Our question to those that accuse us should be is where is the proof that Catholic priests are the worst?

Crouchback said...

ear Fr Blake here is a link to a study on this subject. I'm no academic, I would like comments to check if my reading of these figures is in line with other readers. Thanks.

GOR said...

It would appear Father, that the blame-game process in Europe is following the same path as it did in the US. When ”The Scandal” broke here it put all priests under a cloud of suspicion. It was open season on the Catholic Church and priests in general and many good priests were hurt in the process through false allegations and innuendo. The anti-Catholic mainstream media were only too happy to compound the problem.
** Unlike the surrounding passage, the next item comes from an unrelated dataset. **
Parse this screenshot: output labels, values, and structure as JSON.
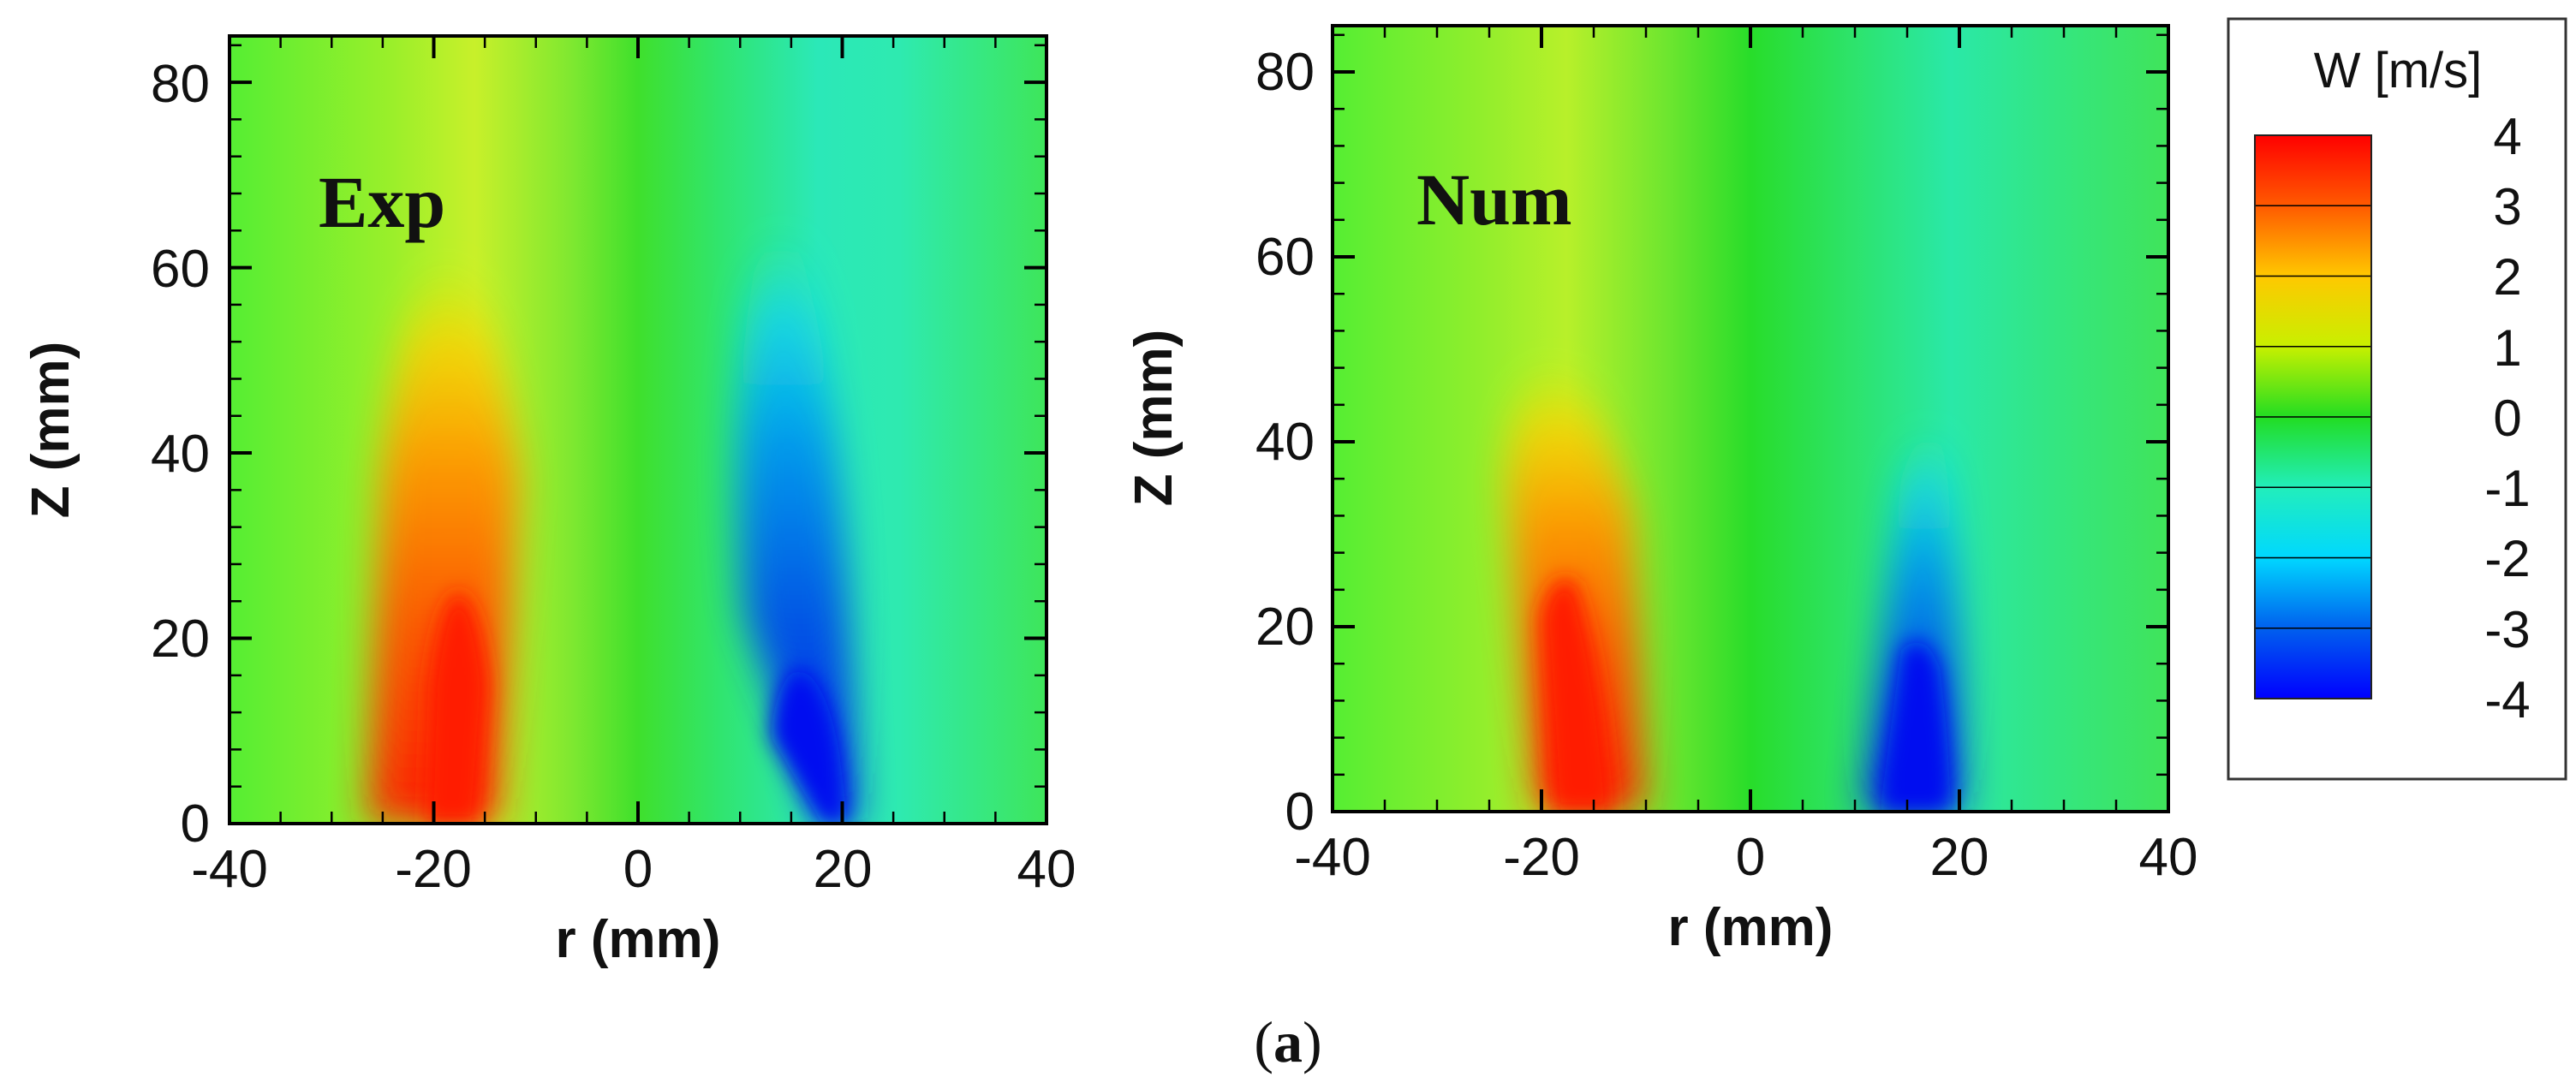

While abuse was much more widespread in other areas of American life – schools especially – this was conveniently downplayed or ignored altogether. Any attempt to put the incidences in the Church in the proper perspective of American life in general was shouted down or ridiculed. In addition to the anti-Catholic sentiment there was the money aspect. Lawyers saw in the Church an organization with deep pockets which could be scalped to line their pockets under a cloak of ‘concern for the victims’. Something they could not do with schools where awards are capped by law.

It is only now that the Church is recovering her voice in the public square - as Ab. Dolan’s taking-to-task of the bias of the New York Times in this matter recently demonstrated. The insertion of the Holy Father’s name and that of his brother in the German cases recently is particularly scurrilous, implying guilt by association if not by actual participation.

But this will pass. And if we’re found ‘worthy of persecution’ it is to our ultimate benefit and in line with Our Lord’s example.

Simon said...

On the subject of abuse, it is interesting to find this in the Guardian, of all papers.

Ma Tucker said...

The media promotes child abuse, porn and murder. Frankly we are NOT answerable to porn, murder and abuse pushers. So no I think we need to stop seeing the pervs as some sort of justice court of public opinion. Their will is not for truth they simply hate Christ and His Church. The more you plead the case for truth the more they will distort.

So I'm with Pope Benedict. If the media are not lying and attacking us then we should examine our conscience. We have the media defense of Jonathan King. In Ireland we have a known peodophile funded by the EU writing poetry set on the Leaving cert English course. Over 20 children in care have died in the last 10yrs while under the care of the Irish HSE (health and safety exec who by the way simply love to have regular talks promoting the murder of the elderly and infirm ). Sorry but I cannot see how we could plead for fairness with liars and promoters of murder.

Certainly we should make sure our house is in order. The stats will show what we all know to be true.
1) Religious will have the least prevalence of perversion.
2) Perversion leads to worse perversion
3) The real underlying problem is apostasy and failure of moral formation both of the public and religious.
4) Sexual abuse was not so prevalent in the past because people were not so perverted as they are now. Much thanks goes to the kings of porn, the media themselves.

Crouchback said...

Ma Tucker,

could you please post a link to back up your figures for the children who it is alleged have died in the last 10 years in Ireland.

I don't recall any reports of deaths of children in the care of the Church, however bad the institutions were.

Crouchback said...

A quick google and look what we have....I wonder who's going to pay the millions in damages for these victims of abuse..??